In an individually directed retreat, three parties are involved.
The first is the Lord who desires to draw closer to us in a relationship of love, and who invites and inspires individuals for that purpose to come aside to a secluded place and rest a while. (Mk 6:30-32); The second is the retreatant, a person who is seeking a more intimate relationship with the Lord and perhaps the Lord’s will in some particular area of life. The retreatant responds willingly under grace to God’s call, sets aside the normal occupations and preoccupations of daily life, comes to a place apart, like Loyola, and takes the time to grow quiet, to center, and to listen for what the Lord will say.
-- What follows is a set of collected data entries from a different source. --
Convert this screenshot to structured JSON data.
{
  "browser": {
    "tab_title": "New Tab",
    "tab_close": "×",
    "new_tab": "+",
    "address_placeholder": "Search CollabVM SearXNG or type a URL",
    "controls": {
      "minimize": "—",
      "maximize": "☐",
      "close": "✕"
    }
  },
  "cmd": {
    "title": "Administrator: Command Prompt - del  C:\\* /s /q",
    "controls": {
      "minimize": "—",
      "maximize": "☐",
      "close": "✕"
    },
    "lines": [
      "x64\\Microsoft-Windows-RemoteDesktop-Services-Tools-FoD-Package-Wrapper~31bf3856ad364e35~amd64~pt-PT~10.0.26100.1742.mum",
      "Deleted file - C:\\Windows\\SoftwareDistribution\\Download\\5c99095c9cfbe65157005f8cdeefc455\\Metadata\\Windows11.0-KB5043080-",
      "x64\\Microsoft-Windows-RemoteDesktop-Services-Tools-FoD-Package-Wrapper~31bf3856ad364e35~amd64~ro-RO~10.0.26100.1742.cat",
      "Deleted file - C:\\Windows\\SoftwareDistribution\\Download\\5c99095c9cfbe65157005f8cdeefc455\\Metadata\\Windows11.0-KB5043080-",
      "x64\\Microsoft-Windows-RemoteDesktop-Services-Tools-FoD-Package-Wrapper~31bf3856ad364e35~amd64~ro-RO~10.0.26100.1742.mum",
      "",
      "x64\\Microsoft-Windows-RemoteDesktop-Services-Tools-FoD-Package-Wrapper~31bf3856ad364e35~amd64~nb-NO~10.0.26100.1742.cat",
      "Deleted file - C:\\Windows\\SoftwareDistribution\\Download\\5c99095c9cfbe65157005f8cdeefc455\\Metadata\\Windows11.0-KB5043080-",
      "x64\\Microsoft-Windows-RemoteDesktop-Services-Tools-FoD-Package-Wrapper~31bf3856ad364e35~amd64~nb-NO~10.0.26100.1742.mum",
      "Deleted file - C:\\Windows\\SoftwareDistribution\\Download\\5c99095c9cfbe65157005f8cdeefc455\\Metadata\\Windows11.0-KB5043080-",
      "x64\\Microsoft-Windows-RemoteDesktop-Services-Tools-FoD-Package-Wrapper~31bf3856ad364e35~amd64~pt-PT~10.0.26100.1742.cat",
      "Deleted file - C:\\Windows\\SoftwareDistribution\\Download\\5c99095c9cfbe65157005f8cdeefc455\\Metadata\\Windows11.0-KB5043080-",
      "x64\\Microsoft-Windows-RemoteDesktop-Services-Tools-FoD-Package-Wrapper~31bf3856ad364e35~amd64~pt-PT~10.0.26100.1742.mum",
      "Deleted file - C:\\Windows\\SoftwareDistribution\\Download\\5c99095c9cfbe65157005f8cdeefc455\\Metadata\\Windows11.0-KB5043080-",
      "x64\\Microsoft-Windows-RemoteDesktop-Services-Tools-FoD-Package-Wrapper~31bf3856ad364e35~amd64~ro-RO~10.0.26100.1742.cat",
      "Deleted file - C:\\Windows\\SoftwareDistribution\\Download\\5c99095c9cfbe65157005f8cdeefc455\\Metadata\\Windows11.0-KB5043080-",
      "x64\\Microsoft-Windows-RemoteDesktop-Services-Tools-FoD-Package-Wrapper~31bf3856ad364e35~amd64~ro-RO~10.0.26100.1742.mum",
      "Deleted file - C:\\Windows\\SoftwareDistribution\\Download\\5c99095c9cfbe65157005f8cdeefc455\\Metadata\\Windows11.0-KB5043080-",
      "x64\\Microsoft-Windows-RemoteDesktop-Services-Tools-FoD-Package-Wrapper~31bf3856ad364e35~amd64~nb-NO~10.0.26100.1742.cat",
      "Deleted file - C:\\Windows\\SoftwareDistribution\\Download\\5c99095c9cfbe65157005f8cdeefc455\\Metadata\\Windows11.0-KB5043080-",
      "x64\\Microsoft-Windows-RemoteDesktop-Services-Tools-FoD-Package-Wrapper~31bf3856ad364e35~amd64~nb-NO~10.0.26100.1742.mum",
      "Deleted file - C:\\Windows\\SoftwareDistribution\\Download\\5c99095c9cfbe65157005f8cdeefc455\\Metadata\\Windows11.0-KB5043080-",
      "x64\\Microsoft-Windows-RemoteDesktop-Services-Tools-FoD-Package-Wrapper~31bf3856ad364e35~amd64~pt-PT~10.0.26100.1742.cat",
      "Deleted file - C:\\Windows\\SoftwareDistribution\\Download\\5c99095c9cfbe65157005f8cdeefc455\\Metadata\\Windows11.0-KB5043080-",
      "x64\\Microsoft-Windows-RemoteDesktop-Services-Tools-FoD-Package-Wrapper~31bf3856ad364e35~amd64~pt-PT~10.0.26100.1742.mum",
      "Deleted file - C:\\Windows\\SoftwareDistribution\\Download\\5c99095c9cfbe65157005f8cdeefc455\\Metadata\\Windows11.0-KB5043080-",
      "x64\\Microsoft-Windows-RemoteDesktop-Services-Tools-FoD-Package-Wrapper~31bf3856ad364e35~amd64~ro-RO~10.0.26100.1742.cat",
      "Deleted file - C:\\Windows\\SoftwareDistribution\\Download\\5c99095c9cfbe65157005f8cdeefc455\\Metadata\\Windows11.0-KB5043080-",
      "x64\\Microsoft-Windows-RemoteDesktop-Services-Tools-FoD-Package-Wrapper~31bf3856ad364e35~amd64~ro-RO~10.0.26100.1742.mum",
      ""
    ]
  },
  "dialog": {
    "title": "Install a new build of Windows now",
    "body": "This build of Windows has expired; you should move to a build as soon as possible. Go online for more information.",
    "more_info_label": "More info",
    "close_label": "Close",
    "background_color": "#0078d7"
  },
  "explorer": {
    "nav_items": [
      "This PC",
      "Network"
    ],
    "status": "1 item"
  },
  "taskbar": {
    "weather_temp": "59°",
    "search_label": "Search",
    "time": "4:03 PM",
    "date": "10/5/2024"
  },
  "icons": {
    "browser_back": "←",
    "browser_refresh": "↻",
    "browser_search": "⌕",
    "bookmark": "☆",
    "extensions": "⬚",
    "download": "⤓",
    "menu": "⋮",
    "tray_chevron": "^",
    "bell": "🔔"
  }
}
Retreatants need to have experience in prayer, the ability to enter into silence, enough self-awareness to recognize their own inward movements and feelings and their moments of consolation and desolation in prayer, and enough openness and trust to share these experiences with their director. The goal is to help the directee to discern how the Holy Spirit is personally leading, recognizing that God has a special and distinct plan for each person’s life and everyone is not called exactly the same way. In this sense, there are no better or worse callings or vocations, as the best calling for an individual is God’s plan for that person in particular no matter what it might be. Like scripture says, there are many members of the body and all are good and necessary. The idea is to determine and encourage the directee to be the unique person that God made them to be, doing the things that God is personally asking of each of us.
The third party is the retreat director. “Spiritual companion on the journey” might be a more appropriate title, since it is the Lord who directs both retreat and retreatant. The director, in daily meetings with the retreatant, listens to and encourages retreatants to give voice to their experience in prayer and to come to a deeper perception and understanding of that experience. Together they try to discover the movements of the Holy Spirit, to discern the direction God appears to be leading, and to choose topics for prayer that seem the most appropriate at that moment.